Regina to pull out of landfill gas deal

A City of Regina scheme to sell landfill gas to a private company is not working out as planned, and city staff are recommending the deal be scrubbed.
Regina signed a deal with a technology company called Solar Hydrogen Energy Corp., or SHEC, in 2007.
Under the agreement, equipment was installed to capture gas from decomposing garbage. The gas is converted into hydrogen and a type of energy fuel known as substitute natural gas.
According to the city, landfill gas was supplied to SHEC, but the company made no payments.
A report prepared by city staff says Regina is owed $114,000 for the sale of the gas. However, the city may collect on a letter of credit supplied by the company, worth $100,000, the report says.
"We went through an unforeseen economic crisis globally," Tom Beck, president and CEO of SHEC, told CBC News in an interview Tuesday. "This caused a very large downward depression in the price of natural gas and it made the project economically not profitable."

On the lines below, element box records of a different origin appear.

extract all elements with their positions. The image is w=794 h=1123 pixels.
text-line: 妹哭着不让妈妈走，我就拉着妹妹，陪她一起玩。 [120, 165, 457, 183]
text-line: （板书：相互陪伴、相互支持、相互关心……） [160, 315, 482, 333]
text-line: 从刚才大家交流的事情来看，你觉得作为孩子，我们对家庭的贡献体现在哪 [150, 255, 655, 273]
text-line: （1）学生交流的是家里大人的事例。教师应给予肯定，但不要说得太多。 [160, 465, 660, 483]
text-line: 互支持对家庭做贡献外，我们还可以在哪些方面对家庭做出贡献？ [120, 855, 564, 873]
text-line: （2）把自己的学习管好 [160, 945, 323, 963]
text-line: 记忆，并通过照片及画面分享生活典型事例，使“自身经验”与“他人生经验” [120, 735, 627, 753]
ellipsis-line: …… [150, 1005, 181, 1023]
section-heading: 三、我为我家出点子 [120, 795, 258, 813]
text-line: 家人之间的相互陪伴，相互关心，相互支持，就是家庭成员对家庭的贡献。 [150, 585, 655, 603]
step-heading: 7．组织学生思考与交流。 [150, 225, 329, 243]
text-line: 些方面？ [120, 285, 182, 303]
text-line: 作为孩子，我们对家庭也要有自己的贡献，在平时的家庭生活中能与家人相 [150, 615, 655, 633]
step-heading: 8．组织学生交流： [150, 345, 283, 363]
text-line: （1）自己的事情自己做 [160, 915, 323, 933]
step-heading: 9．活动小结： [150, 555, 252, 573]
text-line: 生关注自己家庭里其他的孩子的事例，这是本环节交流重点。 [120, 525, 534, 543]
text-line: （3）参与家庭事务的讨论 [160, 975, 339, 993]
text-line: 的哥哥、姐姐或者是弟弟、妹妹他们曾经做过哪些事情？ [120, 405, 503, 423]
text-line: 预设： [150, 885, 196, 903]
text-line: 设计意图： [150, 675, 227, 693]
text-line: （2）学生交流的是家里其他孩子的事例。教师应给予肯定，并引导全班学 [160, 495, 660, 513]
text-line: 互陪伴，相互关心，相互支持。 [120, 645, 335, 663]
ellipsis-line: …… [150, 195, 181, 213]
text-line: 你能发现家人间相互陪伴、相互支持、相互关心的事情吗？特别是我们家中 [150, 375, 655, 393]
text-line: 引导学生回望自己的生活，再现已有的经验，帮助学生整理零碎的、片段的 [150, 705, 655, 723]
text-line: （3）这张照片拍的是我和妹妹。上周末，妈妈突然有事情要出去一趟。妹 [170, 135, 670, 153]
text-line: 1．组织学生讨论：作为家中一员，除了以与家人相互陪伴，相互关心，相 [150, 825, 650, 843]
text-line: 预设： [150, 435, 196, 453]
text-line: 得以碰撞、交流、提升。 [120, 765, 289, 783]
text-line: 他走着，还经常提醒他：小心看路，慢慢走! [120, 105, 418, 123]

While city officials recommend terminating the agreement with SHEC, they are not giving up on the concept.
"The … system can potentially generate significant revenues by selling gas for energy use and carbon credits from destruction of methane," the report says. Its viability, however, depends on market prices for carbon and natural gas.
The system will continue to capture gas from the landfill, although the city plans to simply flare the gas. Burning landfill gas would be better than allowing methane into the atmosphere, the city says.
The final decision on ending the deal with SHEC is up to city council, which will discuss the issue at a meeting later in January.